The GENMOD Procedure

Multinomial Models

This type of model applies to cases where an observation can fall into one of k categories. Binary data occur in the special case where k = 2. If there are $m_ i$ observations in a subpopulation i, then the probability distribution of the number falling into the k categories $\mb {y}_ i = (y_{i1}, y_{i2}, \ldots , y_{ik})$ can be modeled by the multinomial distribution, defined in the section Response Probability Distributions, with $\sum _ j y_{ij} = m_ i$ . The multinomial model is an ordinal model if the categories have a natural order.

Residuals are not available in the OBSTATS table or the output data set for multinomial models.

By default, and consistently with binomial models, the GENMOD procedure orders the response categories for ordinal multinomial models from lowest to highest and models the probabilities of the lower response levels. You can change the way PROC GENMOD orders the response levels with the RORDER= option in the PROC GENMOD statement. The order that PROC GENMOD uses is shown in the “Response Profiles” output table described in the section Response Profile.
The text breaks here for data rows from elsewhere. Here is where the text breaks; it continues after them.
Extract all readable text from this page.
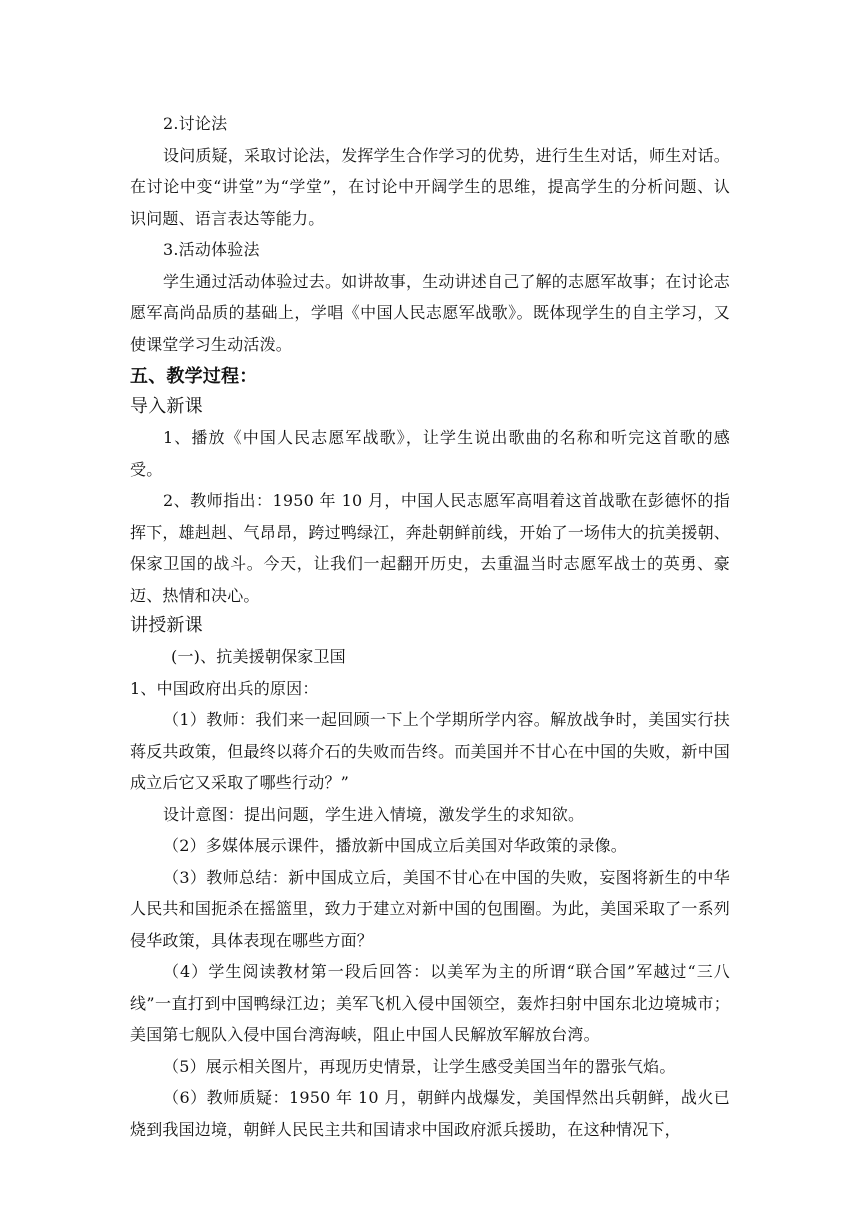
2.讨论法

设问质疑，采取讨论法，发挥学生合作学习的优势，进行生生对话，师生对话。在讨论中变“讲堂”为“学堂”，在讨论中开阔学生的思维，提高学生的分析问题、认识问题、语言表达等能力。

3.活动体验法

学生通过活动体验过去。如讲故事，生动讲述自己了解的志愿军故事；在讨论志愿军高尚品质的基础上，学唱《中国人民志愿军战歌》。既体现学生的自主学习，又使课堂学习生动活泼。

五、教学过程：

导入新课

1、播放《中国人民志愿军战歌》，让学生说出歌曲的名称和听完这首歌的感受。

2、教师指出：1950 年 10 月，中国人民志愿军高唱着这首战歌在彭德怀的指挥下，雄赳赳、气昂昂，跨过鸭绿江，奔赴朝鲜前线，开始了一场伟大的抗美援朝、保家卫国的战斗。今天，让我们一起翻开历史，去重温当时志愿军战士的英勇、豪迈、热情和决心。

讲授新课

(一)、抗美援朝保家卫国

1、中国政府出兵的原因：

（1）教师：我们来一起回顾一下上个学期所学内容。解放战争时，美国实行扶蒋反共政策，但最终以蒋介石的失败而告终。而美国并不甘心在中国的失败，新中国成立后它又采取了哪些行动？”

设计意图：提出问题，学生进入情境，激发学生的求知欲。

（2）多媒体展示课件，播放新中国成立后美国对华政策的录像。

（3）教师总结：新中国成立后，美国不甘心在中国的失败，妄图将新生的中华人民共和国扼杀在摇篮里，致力于建立对新中国的包围圈。为此，美国采取了一系列侵华政策，具体表现在哪些方面？

（4）学生阅读教材第一段后回答：以美军为主的所谓“联合国”军越过“三八线”一直打到中国鸭绿江边；美军飞机入侵中国领空，轰炸扫射中国东北边境城市；美国第七舰队入侵中国台湾海峡，阻止中国人民解放军解放台湾。

（5）展示相关图片，再现历史情景，让学生感受美国当年的嚣张气焰。

（6）教师质疑：1950 年 10 月，朝鲜内战爆发，美国悍然出兵朝鲜，战火已烧到我国边境，朝鲜人民民主共和国请求中国政府派兵援助，在这种情况下，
The GENMOD procedure supports only the ordinal multinomial model. If $(p_{i1}, p_{i2}, \ldots ,p_{ik})$ are the category probabilities, the cumulative category probabilities are modeled with the same link functions used for binomial data. Let $P_{ir} = \sum _{j=1}^ r p_{ij}$ , $r=1, 2, \ldots , k\! -\! 1$ , be the cumulative category probabilities (note that $P_{ik} = 1$ ). The ordinal model is

$g(P_{ir}) = \mu _ r + \mb {x}^\prime \bbeta ~ ~ ~ \mbox{for}~ ~ ~ r = 1, 2, \ldots , k\! -\! 1$

where $\mu _1, \mu _2, \ldots , \mu _{k-1}$ are intercept terms that depend only on the categories and $\mb {x}_ i$ is a vector of covariates that does not include an intercept term. The logit, probit, and complementary log-log link functions g are available. These are obtained by specifying the MODEL statement options DIST=MULTINOMIAL and LINK=CUMLOGIT (cumulative logit), LINK=CUMPROBIT (cumulative probit), or LINK=CUMCLL (cumulative complementary log-log). Alternatively,

$P_{ir} = \mr {F}(\mu _ r + \mb {x}^\prime \bbeta ) ~ ~ ~ \mbox{for}~ ~ ~ r = 1, 2, \ldots , k\! -\! 1$

where $\mr {F}=g^{-1}$ is a cumulative distribution function for the logistic, normal, or extreme-value distribution.

PROC GENMOD estimates the intercept parameters $\mu _1, \mu _2, \ldots , \mu _{k-1}$ and regression parameters $\bbeta$ by maximum likelihood.

The subpopulations i are defined by constant values of the AGGREGATE= variable. This has no effect on the parameter estimates, but it does affect the deviance and Pearson chi-square statistics; it also affects parameter estimate standard errors if you specify the SCALE=DEVIANCE or SCALE=PEARSON option.